Questo è uno di quei libri che possono salvarci trasportandoci altrove. Uno di quei libri indifferibili, che ci riguardano davvero.
***
"Qui non c'è altro che una vita di fatica, il mare infinito, e le montagne che amplificano i venti, trasformandoli in bufera.
Ma a volte, in certi giorni, in certe sere, in certe notti, questo posto è così bello che sembra proprio che Dio stia scendendo sulla terra per stringere un patto con gli uomini e gli animali. Altre volte non offre abbastanza per una vita intera.
A volte ti posso baciare, a volte posso tenerti stretta, a volte posso addormentarmi al tuo respiro, a volte posso svegliarmi mentre sussurri il mio nome. A volte è come dire raramente.
A volte non vuol dire spesso, ma solo di tanto in tanto.
A volte significa che passerà molto tempo fino alla prossima volta, e per questo sei condannato all'infelicità.
Poi gli edifici crollano sulla tua vita.
Allora il cielo imbrunisce,
e pensano sia la morte."
"Chi non è mai uscito in una notte d'agosto di luna piena, quando le montagne non hanno più niente di terreno, il mare si è trasformato in uno specchio d'argento e le zolle d'erba in cani addormentati, non ha mai vissuto davvero e bisogna porvi rimedio".

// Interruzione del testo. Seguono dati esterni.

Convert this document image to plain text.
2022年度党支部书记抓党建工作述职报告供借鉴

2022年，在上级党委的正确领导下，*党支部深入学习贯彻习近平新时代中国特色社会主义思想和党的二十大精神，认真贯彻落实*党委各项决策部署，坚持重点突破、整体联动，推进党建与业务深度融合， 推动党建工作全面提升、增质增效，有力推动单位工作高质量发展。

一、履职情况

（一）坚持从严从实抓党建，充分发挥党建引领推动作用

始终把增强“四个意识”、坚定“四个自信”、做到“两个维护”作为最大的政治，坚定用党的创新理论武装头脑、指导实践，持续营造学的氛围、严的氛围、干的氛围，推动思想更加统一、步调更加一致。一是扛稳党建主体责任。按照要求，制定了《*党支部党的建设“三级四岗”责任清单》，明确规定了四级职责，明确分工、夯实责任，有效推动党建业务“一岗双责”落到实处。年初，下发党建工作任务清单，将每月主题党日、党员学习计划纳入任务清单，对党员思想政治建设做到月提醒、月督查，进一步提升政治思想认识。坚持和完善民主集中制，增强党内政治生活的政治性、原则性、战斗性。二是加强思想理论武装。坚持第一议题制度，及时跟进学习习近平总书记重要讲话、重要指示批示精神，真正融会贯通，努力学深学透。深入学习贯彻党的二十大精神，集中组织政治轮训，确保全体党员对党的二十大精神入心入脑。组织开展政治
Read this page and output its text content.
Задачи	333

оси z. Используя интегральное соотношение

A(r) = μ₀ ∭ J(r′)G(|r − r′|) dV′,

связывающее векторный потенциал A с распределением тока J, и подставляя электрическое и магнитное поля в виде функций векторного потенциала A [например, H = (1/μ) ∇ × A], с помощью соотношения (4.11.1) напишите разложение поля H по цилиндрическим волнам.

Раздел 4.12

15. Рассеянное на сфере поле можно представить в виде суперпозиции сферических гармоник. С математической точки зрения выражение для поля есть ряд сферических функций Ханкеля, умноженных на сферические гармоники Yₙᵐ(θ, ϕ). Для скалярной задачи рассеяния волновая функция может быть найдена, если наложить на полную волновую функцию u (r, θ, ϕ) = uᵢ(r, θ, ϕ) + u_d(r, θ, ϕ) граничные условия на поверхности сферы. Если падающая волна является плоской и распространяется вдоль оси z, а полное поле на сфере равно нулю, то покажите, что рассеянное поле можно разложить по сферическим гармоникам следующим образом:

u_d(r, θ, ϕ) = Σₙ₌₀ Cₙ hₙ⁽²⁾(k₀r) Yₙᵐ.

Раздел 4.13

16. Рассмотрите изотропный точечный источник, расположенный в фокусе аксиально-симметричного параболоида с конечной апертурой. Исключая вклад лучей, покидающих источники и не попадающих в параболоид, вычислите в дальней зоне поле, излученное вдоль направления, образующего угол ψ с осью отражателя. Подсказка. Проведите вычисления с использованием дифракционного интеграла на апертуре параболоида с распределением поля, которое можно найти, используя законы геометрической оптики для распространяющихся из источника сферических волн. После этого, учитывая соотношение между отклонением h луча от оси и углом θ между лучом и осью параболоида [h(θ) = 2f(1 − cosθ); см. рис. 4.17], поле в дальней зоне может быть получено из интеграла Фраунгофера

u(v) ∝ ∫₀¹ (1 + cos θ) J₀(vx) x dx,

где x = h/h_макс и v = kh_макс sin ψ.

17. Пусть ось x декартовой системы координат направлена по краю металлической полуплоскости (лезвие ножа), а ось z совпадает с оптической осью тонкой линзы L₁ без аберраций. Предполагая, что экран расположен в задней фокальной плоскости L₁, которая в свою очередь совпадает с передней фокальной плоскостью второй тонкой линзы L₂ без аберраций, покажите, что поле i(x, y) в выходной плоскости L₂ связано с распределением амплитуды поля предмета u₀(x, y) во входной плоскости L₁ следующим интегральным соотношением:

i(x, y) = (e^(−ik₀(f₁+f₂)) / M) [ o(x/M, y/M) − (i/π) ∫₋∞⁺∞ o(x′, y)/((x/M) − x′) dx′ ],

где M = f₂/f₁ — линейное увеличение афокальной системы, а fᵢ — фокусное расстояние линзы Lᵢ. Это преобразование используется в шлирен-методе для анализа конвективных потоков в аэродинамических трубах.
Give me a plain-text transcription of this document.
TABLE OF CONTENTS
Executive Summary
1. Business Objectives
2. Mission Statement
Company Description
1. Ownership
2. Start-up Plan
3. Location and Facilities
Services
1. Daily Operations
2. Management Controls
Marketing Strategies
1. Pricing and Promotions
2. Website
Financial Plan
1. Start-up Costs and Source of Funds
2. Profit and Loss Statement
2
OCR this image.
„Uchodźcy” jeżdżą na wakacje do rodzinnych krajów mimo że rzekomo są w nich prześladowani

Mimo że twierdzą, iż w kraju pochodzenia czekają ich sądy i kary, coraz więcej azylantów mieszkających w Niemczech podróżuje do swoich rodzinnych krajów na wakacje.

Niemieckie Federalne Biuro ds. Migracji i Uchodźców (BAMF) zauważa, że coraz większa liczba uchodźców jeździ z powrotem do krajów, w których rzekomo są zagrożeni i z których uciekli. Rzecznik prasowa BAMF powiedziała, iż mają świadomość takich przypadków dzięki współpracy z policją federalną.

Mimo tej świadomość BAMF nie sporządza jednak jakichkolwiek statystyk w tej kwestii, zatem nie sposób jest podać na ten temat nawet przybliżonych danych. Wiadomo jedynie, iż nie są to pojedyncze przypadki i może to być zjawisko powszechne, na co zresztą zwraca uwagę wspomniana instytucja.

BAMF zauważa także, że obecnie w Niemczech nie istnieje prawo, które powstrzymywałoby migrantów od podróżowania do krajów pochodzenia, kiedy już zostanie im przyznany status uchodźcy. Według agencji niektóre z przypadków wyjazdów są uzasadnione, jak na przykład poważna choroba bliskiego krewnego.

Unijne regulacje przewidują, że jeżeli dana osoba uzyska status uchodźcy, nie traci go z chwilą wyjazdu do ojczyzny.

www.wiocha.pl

"Vuoi sapere qual è la mia sventura? È che quei maledetti extraterrestri si sono dimenticati di venire a prendermi quando avevo diciannove anni per rendermi immune alla routine. Si sono dimenticati di me. Si sono dimenticati di disconnettermi il desiderio di libertà e di avventura. E adesso è troppo tardi, sono troppo vecchia. Tu sei libero, perché non vedi la prigione che ti circonda. Io sono prigioniera, perché vedo le sbarre. Tu sei stato scollegato in tempo. Ti hanno staccato l'inquietudine, la foga, la sete di novità, di imprevisto. A me invece è rimasto tutto dentro. È questa la mia sventura."
"Ciascun essere umano è uno strumento a sei corde e una delle corde di Ásta si chiama malinconia."
"E dove andarsene
come fuggire
se non c'è modo di uscire dal mondo?"
"Ce n'era solo uno che era diverso. Solo uno che non cambiava mai. Che non ha mai perso la poesia.
Solo uno che sapeva trasformare i sassi in imprecazioni.
Era focoso mentre la penetrava, ma anche straordinariamente sensibile. E nel momento dell'orgasmo piangeva sempre un poco.
Ce n'era uno solo.
Poi è scomparso nel silenzio.
Allora non c'è proprio alcun modo per uscire dal mondo?"
"Per questo la vita è incomprensibile. È dolore. È tragedia. È la forza che ci fa risplendere."